Book Review: Before the Frost

Just a preamble: I write these reviews on the spot, just like how I write the blog posts. It’s just a little more useful for me to track my reading by writing some of these blog posts, for me to have a gauge of what I thought about when I read. It also helps to develop a better view of what I take in as a person, from my choice of reading to my review of the book.


Before The Frost by Henning Mankell is a Linda Wallander book. I’ve read quite a few titles by Mankell, and specifically Kurt Wallander – Linda’s father. Kurt Wallander has a series on Netflix too, known as Young Wallander. As with everything else, the books are better.

This Linda series makes for some alternative thoughts. I don’t really enjoy Linda’s internal monologues and presumptions. Mankell does drive at this a few times, and it comes off a little annoying. It’s actually the only part of the book I don’t enjoy. Throughout this book, there are moments where Linda has dream states, or there are snippets to other moments and flashbacks, and those are totally fine. It’s just Linda’s internal voice I can’t seem to stand.

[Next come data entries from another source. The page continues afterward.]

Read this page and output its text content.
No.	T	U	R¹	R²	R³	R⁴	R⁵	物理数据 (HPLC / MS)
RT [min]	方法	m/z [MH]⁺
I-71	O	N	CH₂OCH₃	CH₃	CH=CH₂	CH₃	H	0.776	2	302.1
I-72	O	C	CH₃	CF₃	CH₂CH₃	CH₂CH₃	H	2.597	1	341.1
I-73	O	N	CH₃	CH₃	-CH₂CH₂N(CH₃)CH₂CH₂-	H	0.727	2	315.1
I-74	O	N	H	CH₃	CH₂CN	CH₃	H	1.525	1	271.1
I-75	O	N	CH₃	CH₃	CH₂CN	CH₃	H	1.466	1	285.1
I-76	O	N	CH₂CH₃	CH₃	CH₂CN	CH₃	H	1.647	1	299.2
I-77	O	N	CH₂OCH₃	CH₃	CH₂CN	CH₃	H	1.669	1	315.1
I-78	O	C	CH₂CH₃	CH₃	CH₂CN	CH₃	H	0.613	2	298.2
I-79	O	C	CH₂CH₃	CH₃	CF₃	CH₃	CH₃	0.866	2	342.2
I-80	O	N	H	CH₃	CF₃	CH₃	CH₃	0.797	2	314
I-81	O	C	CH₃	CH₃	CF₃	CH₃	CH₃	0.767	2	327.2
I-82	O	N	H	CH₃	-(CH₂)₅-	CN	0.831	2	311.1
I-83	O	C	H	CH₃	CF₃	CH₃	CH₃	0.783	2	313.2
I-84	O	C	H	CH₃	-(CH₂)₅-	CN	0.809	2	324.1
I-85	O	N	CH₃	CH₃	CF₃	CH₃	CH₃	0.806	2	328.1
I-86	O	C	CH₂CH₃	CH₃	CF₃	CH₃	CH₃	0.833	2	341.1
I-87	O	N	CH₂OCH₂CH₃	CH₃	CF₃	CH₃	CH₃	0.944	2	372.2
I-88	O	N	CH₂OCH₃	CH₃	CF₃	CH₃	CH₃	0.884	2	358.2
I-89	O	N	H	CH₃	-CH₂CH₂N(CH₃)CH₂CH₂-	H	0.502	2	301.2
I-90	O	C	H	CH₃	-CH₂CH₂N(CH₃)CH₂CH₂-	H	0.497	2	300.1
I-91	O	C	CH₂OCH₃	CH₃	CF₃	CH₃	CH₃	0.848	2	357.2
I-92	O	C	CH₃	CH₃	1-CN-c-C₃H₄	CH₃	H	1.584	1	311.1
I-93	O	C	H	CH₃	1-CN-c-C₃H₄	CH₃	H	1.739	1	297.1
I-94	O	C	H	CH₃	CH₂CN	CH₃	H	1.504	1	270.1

It runs into more detective thriller type books, and I can really spend all day reading these. It’s just something about reading how a sequence of events unfolds, and whether a perpetrator is caught, or not.

Agatha Christie’s Poirot definitely gets it best. Lee Child’s Jack Reacher too. There are many reasons why those two authors have so much readership, and still continue to draw people in. They’re really well written whodunnits.

I was looking at my library the other day, and Matthew Reily used to have a bigger spot in my reading life. Now with Reacher, the game has stepped up in some ways. Reily’s usual style has maps and contraptions and some science to it. Reacher has just a simple “I hit things, I find things out”. Why does it work so well? Perhaps because it lacks logic, and it just goes for hard hitting action.


Anyway, I am reading other things too, but it’s just easier to speed through whodunnits. I really speed through them but that’s how I like it!